Admittedly, there are silver linings to being a student during the pandemic, even with the challenges of virtual learning. For example, Ashvin Nair, a student at St. Mark’s School of Texas, said he has improved his time-management skills and can sleep longer given that he no longer commutes for 45 minutes to school.
“Compared to last year, especially, I’ve gotten a lot better with staying on task and getting stuff done at reasonable times,” Nair said. “Overall, I’d say my whole sleep schedule and everything has gotten better as a result. Since I’m remote, I can just get out of bed and login.”
Fulfilling societal expectations of being productive during a pandemic is another challenge that students face.
“I feel more pressure to be productive during the pandemic than under other circumstances because a lot of people believe that more time equals more productivity,” said Partridge.
Ian Clark, a senior at Maryland’s James H. Blake High School, similarly feels pressured to be productive during the pandemic, though for different reasons.
“I have to work on all of my college applications, and all of my teachers still assign large amounts of homework,” Clark said. “I am forced to be productive because if I am not, my grades would drop and I wouldn’t finish my applications.”
Mara Fendrich, a senior at Sioux Falls Lincoln High School in South Dakota, initially experienced understanding and a reduced workload, but has since seen a shift in teachers’ attitudes.
“I feel like at the beginning of quarantine last year, teachers were super understanding. But now we have a lot of our activities going on again,” Fendrich said. “We’ve got college application season, and [now] teachers have stopped being so empathetic.”
To address new mental, physical and emotional challenges given the pandemic, students have adopted a variety of methods to ensure their wellbeing.
“The way I’m maintaining my wellbeing is through my family,” Alexa Nunez-Davila, from John A. Ferguson High School in Miami, said. “I’m really dependent on my family to uplift myself and my energy. If I feel tired or insecure about something I’ll talk to them about it and sometimes we’ll pray—that's usually what I do to maintain myself.
Of course, the pandemic has only exacerbated existing pressures. “I feel like my mental wellbeing is not deteriorating because of COVID, but because of college applications,” Somya Mittal, a student at Northview High School in Georgia, said.
Over in Missouri, senior Molly Higgens of Kirkwood High School echoed Mittal’s thoughts. “I do feel a lot of pressure at times to stay productive,” Higgens said. “I think it’s made worse by the fact that it’s my senior year and there’s the added stress of working on college applications.
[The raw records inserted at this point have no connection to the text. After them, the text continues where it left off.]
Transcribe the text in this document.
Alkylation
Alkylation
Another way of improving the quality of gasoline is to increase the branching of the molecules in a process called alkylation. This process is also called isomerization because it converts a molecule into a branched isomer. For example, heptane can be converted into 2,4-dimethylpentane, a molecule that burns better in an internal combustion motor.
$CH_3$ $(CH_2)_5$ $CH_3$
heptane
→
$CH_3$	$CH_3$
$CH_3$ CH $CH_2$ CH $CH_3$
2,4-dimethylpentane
It’s like even though there’s a pandemic going on and it’s a stressful time for everyone, I still have to be putting in the work for my future and that’s a lot to worry about.”
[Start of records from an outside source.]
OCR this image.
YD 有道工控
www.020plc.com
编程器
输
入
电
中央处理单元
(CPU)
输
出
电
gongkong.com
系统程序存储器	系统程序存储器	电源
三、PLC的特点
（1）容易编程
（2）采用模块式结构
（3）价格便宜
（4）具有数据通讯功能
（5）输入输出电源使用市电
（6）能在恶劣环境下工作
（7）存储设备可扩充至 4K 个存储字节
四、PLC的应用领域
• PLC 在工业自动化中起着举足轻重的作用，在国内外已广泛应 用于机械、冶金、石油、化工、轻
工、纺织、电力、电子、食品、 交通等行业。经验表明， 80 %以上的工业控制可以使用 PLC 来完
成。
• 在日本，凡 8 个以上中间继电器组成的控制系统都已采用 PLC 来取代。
Students say they believe that connecting and keeping in touch with each other will help alleviate the difficulties of virtual learning and maintaining physical, social and emotional wellbeing in the midst of a global pandemic.
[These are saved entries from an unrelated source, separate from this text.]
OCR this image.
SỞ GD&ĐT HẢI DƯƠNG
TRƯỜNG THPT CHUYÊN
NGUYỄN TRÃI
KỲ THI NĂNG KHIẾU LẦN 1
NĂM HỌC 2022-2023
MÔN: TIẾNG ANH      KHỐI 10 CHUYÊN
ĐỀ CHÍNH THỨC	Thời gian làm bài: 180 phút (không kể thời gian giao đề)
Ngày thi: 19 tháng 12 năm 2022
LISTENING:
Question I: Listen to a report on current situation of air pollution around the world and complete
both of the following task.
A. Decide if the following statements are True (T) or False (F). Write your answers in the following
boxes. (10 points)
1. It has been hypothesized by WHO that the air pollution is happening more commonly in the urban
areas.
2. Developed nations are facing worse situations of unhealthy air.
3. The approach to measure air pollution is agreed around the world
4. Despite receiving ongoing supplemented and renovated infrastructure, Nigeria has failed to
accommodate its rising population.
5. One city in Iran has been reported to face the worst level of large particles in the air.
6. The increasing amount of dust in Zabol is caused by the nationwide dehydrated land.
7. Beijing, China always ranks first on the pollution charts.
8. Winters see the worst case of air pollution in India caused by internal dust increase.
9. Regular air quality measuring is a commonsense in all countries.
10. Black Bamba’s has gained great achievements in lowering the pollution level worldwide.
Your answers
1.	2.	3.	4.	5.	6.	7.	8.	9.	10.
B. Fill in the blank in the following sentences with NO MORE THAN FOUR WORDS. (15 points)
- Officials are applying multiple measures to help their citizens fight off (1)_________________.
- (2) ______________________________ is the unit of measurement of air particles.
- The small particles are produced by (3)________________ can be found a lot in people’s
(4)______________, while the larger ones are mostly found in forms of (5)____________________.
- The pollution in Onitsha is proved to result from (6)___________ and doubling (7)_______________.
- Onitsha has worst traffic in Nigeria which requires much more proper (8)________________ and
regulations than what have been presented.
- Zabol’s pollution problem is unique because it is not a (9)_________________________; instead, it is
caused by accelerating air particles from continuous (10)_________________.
“I think the biggest thing we can do for each other is help each other feel less alone,” senior Isabelle Paulsen, from Iowa City West High School, said. “We are all going through the same things, so we should talk about them and relate to each other. [Those interactions] will make everyone feel better.”
Higgens echoed Paulsen. “Now more than ever, we really need to encourage each other to stay positive and motivated,” she said.